In classification problems, supervised learning algorithms, are used to predict the class (or output variable) of an instance by observing its features’ (or input variables) values. Supervised learning algorithms train a prediction model over a dataset, in which different feature and class values of some past observations are provided, by understanding the relationship between the features and classes. Hence, the prediction model can be used to classify a new instance based on its features.
The classification performance of the learning algorithm depends on its ability to detect the relationship between input and output variables accurately. However, the presence of features that are irrelevant to the class, or the redundancy within the features may have a negative impact on the classification performance of the learning algorithm (Kohavi and John, 1997). Yu and Liu (2004) classify the features based on their relevance with respect to the output as strongly relevant, weakly relevant, and irrelevant. A feature is strongly relevant to class if its existence affects classification performance independently of the other features used, weakly relevant if it affects the classification performance depending on the other features used and irrelevant if the feature does not affect the classification performance at all. They argue that the optimal subset of features in terms of classification performance includes all strongly relevant, and weakly relevant and non-redundant features. Selecting a subset that comprises of strongly relevant, and weakly relevant and non-redundant features to be used in the prediction model of the learning algorithm (or classifier), instead of using them all, is called as feature selection problem.
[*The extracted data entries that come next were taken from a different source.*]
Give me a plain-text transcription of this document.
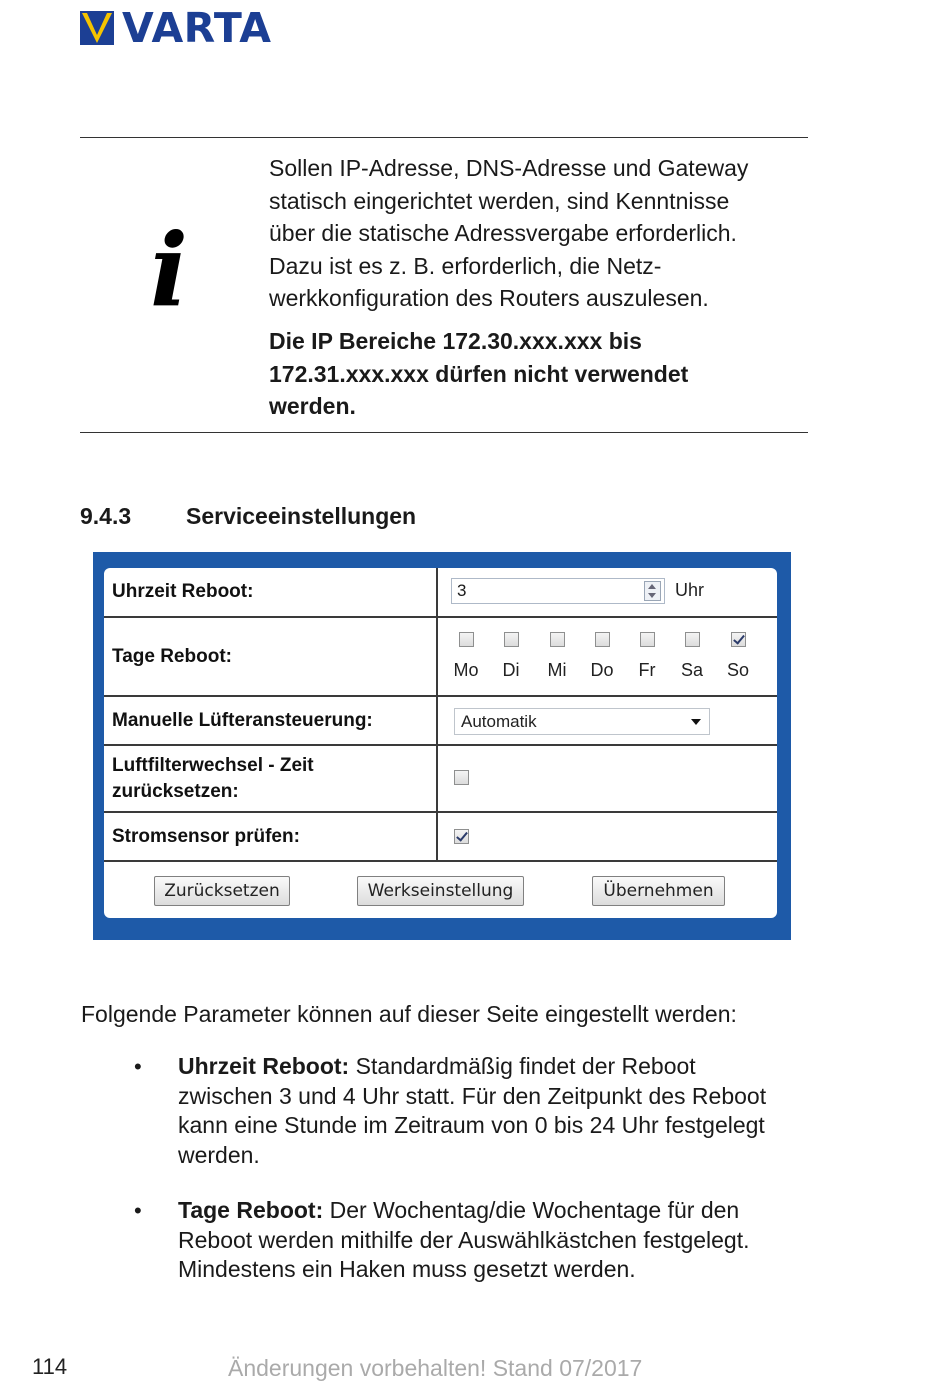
VARTA
i

Sollen IP-Adresse, DNS-Adresse und Gateway
statisch eingerichtet werden, sind Kenntnisse
über die statische Adressvergabe erforderlich.
Dazu ist es z. B. erforderlich, die Netz-
werkkonfiguration des Routers auszulesen.

Die IP Bereiche 172.30.xxx.xxx bis
172.31.xxx.xxx dürfen nicht verwendet
werden.

9.4.3 Serviceeinstellungen
Uhrzeit Reboot:	3	Uhr
Tage Reboot:
Mo	Di	Mi	Do	Fr	Sa	So
Manuelle Lüfteransteuerung:	Automatik
Luftfilterwechsel - Zeit
zurücksetzen:
Stromsensor prüfen:
Zurücksetzen	Werkseinstellung	Übernehmen
Folgende Parameter können auf dieser Seite eingestellt werden:
• Uhrzeit Reboot: Standardmäßig findet der Reboot
zwischen 3 und 4 Uhr statt. Für den Zeitpunkt des Reboot
kann eine Stunde im Zeitraum von 0 bis 24 Uhr festgelegt
werden.
• Tage Reboot: Der Wochentag/die Wochentage für den
Reboot werden mithilfe der Auswählkästchen festgelegt.
Mindestens ein Haken muss gesetzt werden.
114	Änderungen vorbehalten! Stand 07/2017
Feature selection aims to improve the classification performance by eliminating irrelevant and redundant features. The decrease in the number of features to be used in the prediction model is also useful in terms of reducing storage requirements, improving the time efficiency, and simplifying the prediction model itself (Guyon, 2003). Therefore, feature selection methods are used in many areas, such as handwritten digit recognition, facial recognition, medical diagnosis, gene marker recognition etc.
Even though, reduction in the number of input variables seems to be a natural outcome of the feature selection procedure that aims at maximizing the classification performance, it is possible to consider minimizing the cardinality of subset as another objective. That is, one may be willing to reduce the number of variables beyond the number of variables in the subset that gives the best classification performance to enjoy the benefits of reducing cardinality. In that case, the problem is converted into a multi-objective problem. Depending on the scope of the problem other objectives can also be defined. For example, in a medical diagnosis application, minimizing the screening costs of medical tests that will give feature values or minimizing the health related risks involved in those tests for the patient could be set as objectives.
The algorithms developed for solving feature selection problem can be investigated in two dimensions. Firstly, since it is not straightforward to measure the impact of using a feature on classification performance, different strategies have been developed for subset selection; which are filter and wrapper approaches (Kohavi and John, 1997). Secondly, since the number of possible subsets grows exponentially with the number of available features, the feature selection problem is combinatorial in nature. Therefore, many optimization techniques are used to solve the feature selection problem, such as sequential backward selection, branch and bound, best- first search, and genetic algorithms (Kohavi and John, 1997).
In this study, we have implemented several variations of a preference-based evolutionary algorithm, iTDEA-fs, on the feature selection problem. As the results revealed special characteristics of the problem, we developed a new preference based evolutionary algorithm, iWREA-fs, that is compatible with those characteristics.
In addition to the traditional objectives defined for the feature selection problem in the literature, we set generic objectives that can be useful within different contexts of the problem. We defined the problem with representative objectives; however, in the presence of more objectives the algorithms can be used for more than four objectives.
The feature selection is used for many applications of classification problems. The DM of the problem can be different agencies or customers depending on the scope of the application area. For example, in health care, association of medical doctors, governmental agencies or patients can be the DM of the problem whose concerns are selecting a set of tests that provides accurate diagnosis while being cost-efficient and/or while minimizing health related risks involved in the tests. It may also be possible to select several meaningful subsets and then involve the patient in the final decision of which subset to use.
The results show that the interactions with the DM provide a higher convergence speed while finding solutions appealing to the DM in iWREA-fs. We believe employing the DM preferences is beneficial for solving feature selection problem in terms of bringing both flexibility on implementing the algorithm without dataset-specific parameters and ability that the final best solution for the DM is known at the end of algorithm. To the best of our knowledge, this is the first study that uses a preference-based approach and considers additional objectives together with the traditional ones for the feature selection problem.
Being a parameter-free and computationally efficient algorithm, iWREA-fs can be tested for other combinatorial problems as a preference-based evolutionary algorithm as a future work. We also intend to compare the performance of the algorithms with commonly used multi-objective evolutionary algorithms in feature selection problem.
References
Kohavi, R., & John, G. (1997). Wrappers for feature subset selection. Artificial Intelligence, 97(1), 273-324.
Guyon, I., & Elisseeff, A. (2003). An introduction to variable and feature selection. Journal of Machine Learning Research, 3, 1157-1182.
Yu, L., & Liu, H., (2004). Efficient feature selection via analysis of relevance and redundancy. Journal of Machine Learning Research, 5,1205-1224.